Marketing works because it’s designed to tap into our primal lizard brains. The compulsive nature of video games and social media is designed by scientists who have studied the mind to explicitly create these compulsions.

The developers openly admit this and yet the use of social media and consumption of digital detritus is at an all-time high.

Basic connections between the visual stimuli and the emotions they elicit are fully taken advantage of to ensure the organization delivering the message wins. That’s the business model.

Editing of our story is about curiosity and the exploration of how we learned to think the way we think. Like many of the tech solutions running the world, we humans are also able to be reprogrammed. It will take energy and time, but the information we put into the program will yield what comes out.

The social media apps that are extremely successful are the ones designed with human motivation and human-centeredness to elicit human contact. They are the ones that tap into the human drive of creative expression, the longing to be seen, and the desire to peek into other people’s lives.
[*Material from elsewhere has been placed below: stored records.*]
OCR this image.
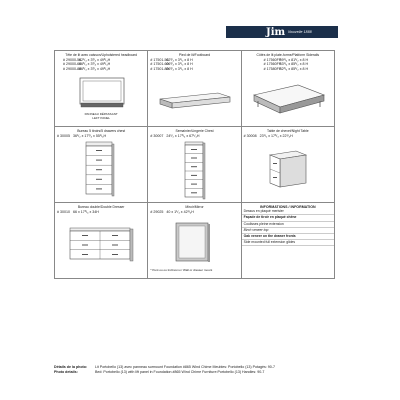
Jim Nouvelle 1888
Tête de lit avec caisson/Upholstered headboard
# 29000-5662¹/₄ x 3³/₄ x 49³/₄H
# 29000-6066³/₄ x 3³/₄ x 49³/₄H
# 29000-8086³/₄ x 3³/₄ x 49³/₄H
PANNEAU DÉPASSANT
LEFT PANEL
Pied de lit/Footboard
# 17501-5662³/₄ x 3¹/₂ x 8 H
# 17501-6066³/₄ x 3¹/₂ x 8 H
# 17501-8086³/₄ x 3¹/₂ x 8 H
Côtés de lit plate-forme/Platform Siderails
# 17560FF59¹/₄ x 81¹/₂ x 8 H
# 17560FF63¹/₄ x 85¹/₂ x 8 H
# 17580FF82³/₄ x 85¹/₂ x 8 H
Bureau 5 tiroirs/5 drawers chest
# 30005 36¹/₂ x 17³/₄ x 55¹/₄H
Semainier/Lingerie Chest
# 30007 24¹/₂ x 17³/₄ x 67¹/₄H
Table de chevet/Night Table
# 30008 23¹/₂ x 17³/₄ x 22¹/₄H
Bureau double/Double Dresser
# 30010 66 x 17³/₄ x 34H
Miroir/Mirror
# 29025 40 x 1¹/₄ x 42¹/₄H
* Pent ou ou Inclinomu / Wall or dresser mount
INFORMATIONS / INFORMATION
Dessus en plaqué merisier
Façade de tiroir en plaqué chêne
Coulisses pleine extension
Birch veneer top
Oak veneer on the drawer fronts
Side mounted full extension glides
Détails de la photo: Lit Portobello (13) avec panneau surmount Foundation #865 Wind Chime Meubles: Portobello (13) Potagès: 90-7
Photo details:	Bed: Portobello (13) with lift panel in Foundation #865 Wind Chime Furniture:Portobello (13) Handles: 90-7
There is so much that is in our control about how we live our day-to-day lives. Storytelling and rewriting the narrative is about taking the power back. We have the ability to rewrite our narrative and change those relationship dynamics that block us from true connection. We can choose people who will support our growth and energize us. We can choose to spend more time in nature—or as they say on Discord, “Go touch grass.”

Whenever we notice our critical inner voice telling us something is too much for us, or that we don’t deserve grandiose dreams, it’s important to accept these thoughts, and then let them do what thoughts do and let them float away.

As James Taylor Gatto once said, “You either learn your way towards writing your own script in life, or you unwittingly become an actor in someone else’s script.”

We have the power to edit our stories. Remember, there is no reason to dream small. Anyone who ever accomplished anything dreamed it first.